The Darwin Information Typing Architecture (DITA) is a framework for authoring and publishing documentation using Extensible Markup Language (XML). XML is the markup language that includes the tags used to create links to websites, bold or italicize text, or create lists. The basic structure of a document includes several files: ditamap, concept, task, and reference that are the code and content to produce a document. These files are then transformed, or published, to create the output in various formats such as XHTML or PDF.

A brief explanation of each file type:

File Type Function
Ditamap Includes the document title, builds the document’s structure, and contains links to the concept, task, and reference files that create the complete document.
Concept The document’s overview, purpose, or description.
Task There can be one or several task files that include the procedures to complete a task. Each task file should contain the steps to complete one task.
Reference Usually contains the document’s revision history or information such as a bibliography to cite sources.

Single-source and Content reuse are two advantages of DITA. With single-source, a writer creates the code and content once, and then transforms the content into XHTML, PDF, or a Linux man page. The ability to reuse content saves development time because task files that are already written and edited can be reused by simply creating a link in another document’s ditamap. Another benefit is that when content is revised, it only needs to be changed once.

For example, a task file that contains a procedure about how to save a file is used in the ditamaps of several software manuals. The developer updates the software and changes how a file is saved. The technical writer updates the task file with the new procedure. The ditamaps for each manual is transformed and the manual contains the updated procedure.

If you are familiar with the Linux command line or using text editors, you should feel comfortable using an application such as the Oxygen XML Editor. The XML files are text based, but the application is context sensitive. The advantage is that when you begin typing an XML tag, the application will display a menu that you can click to select the tag, that inserts the tag’s structure into your file. If the tag cannot be used in the section of code you are working in, there are error messages and visual queues that alert you of the problem.
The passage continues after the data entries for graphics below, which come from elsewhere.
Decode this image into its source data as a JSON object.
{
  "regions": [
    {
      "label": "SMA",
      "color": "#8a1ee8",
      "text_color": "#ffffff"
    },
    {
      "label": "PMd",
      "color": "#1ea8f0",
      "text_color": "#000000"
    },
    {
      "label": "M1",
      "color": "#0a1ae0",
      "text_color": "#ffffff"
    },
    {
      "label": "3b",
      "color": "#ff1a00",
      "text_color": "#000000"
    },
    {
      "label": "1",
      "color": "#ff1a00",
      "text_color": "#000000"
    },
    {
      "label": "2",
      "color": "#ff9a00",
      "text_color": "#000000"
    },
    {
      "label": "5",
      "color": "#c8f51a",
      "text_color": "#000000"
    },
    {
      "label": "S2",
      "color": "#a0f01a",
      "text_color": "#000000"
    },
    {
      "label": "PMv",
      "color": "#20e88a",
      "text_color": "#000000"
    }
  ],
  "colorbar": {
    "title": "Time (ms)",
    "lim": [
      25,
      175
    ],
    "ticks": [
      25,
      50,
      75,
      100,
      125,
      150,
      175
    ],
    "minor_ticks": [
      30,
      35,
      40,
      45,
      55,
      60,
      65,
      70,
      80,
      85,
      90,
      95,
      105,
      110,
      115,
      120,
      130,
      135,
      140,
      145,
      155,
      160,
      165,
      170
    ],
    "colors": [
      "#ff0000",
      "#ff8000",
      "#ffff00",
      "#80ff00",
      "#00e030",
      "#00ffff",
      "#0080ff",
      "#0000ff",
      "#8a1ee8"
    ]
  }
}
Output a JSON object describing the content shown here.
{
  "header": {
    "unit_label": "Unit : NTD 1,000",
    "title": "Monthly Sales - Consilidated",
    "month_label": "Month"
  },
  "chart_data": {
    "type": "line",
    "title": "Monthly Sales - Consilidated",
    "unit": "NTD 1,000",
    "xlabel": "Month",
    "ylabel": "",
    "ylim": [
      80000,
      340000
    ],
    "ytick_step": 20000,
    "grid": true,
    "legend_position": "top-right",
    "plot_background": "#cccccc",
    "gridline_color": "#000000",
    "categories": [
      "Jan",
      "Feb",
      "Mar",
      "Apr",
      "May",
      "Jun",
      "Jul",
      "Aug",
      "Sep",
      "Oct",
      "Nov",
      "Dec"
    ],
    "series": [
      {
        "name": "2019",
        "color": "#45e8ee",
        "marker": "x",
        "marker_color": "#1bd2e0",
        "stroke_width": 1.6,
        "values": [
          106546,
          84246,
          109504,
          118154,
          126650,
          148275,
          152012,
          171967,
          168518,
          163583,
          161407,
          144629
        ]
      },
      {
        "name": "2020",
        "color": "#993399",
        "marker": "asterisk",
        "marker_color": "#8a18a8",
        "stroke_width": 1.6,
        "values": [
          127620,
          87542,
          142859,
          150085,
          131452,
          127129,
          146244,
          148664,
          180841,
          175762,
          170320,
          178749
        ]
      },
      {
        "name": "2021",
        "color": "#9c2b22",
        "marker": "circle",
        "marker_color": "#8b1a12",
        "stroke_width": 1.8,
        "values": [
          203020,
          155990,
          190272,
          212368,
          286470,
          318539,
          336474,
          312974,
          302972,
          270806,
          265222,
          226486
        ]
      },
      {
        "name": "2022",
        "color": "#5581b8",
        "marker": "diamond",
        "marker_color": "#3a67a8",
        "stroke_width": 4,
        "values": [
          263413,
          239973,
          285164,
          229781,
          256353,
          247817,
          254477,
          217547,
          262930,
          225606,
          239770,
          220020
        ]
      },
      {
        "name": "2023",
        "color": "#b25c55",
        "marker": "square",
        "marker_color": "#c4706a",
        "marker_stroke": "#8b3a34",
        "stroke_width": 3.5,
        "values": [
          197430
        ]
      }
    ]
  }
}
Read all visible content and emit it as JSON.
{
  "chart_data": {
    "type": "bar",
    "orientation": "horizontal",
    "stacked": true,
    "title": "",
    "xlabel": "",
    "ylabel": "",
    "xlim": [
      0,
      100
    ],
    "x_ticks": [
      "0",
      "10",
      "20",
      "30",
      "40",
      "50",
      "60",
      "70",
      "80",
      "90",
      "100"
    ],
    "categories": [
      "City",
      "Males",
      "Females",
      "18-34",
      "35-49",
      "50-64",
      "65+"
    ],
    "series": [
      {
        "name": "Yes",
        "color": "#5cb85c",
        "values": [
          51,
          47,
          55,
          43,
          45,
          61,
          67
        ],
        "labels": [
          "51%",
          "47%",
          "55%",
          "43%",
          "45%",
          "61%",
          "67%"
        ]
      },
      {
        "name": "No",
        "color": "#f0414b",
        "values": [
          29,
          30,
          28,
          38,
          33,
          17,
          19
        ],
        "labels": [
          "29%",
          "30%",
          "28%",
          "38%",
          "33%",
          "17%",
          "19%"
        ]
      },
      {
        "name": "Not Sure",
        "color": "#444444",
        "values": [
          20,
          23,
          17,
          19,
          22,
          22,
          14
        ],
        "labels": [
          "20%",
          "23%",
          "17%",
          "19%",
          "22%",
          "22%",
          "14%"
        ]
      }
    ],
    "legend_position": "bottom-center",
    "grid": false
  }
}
There are some tags that produce output that looks exactly the same. For example, by default the tags <bold> and <uicontrol> output bold text. The difference is that <bold> is a format and <uicontrol> describes an object that a user controls. The difference comes into effect if your company decides to change <uicontrol> to output in red italic text rather than bold. If you used <uicontrol> to display bold text, the next time your document is transformed, the output will not be bold text; the output will be red italic text. To get the desired bold text output, the code needs to be changed and that could be a monumental task if you have hundreds of files in your repository that use <uicontrol> to create bold text.

A search in a bookstore will yield a list of books on DITA. One book I have perused and that is not 1,000 pages:

DITA Best Practices: A Roadmap for Writing, Editing, and Architecting in DITA
Authors: Laura Bellamy, Michelle Carey, Jenifer Schlotfeldt
ISBN: 9780132480529

DITA teaches the writer to consider content reuse as we create task files to write a document. Using the correct tags is essential, even when there are multiple tags that produce similar output. The goal with DITA is to create a repository of content that can be reused to create new documents and create robust code that does not require updates even when changes are implemented.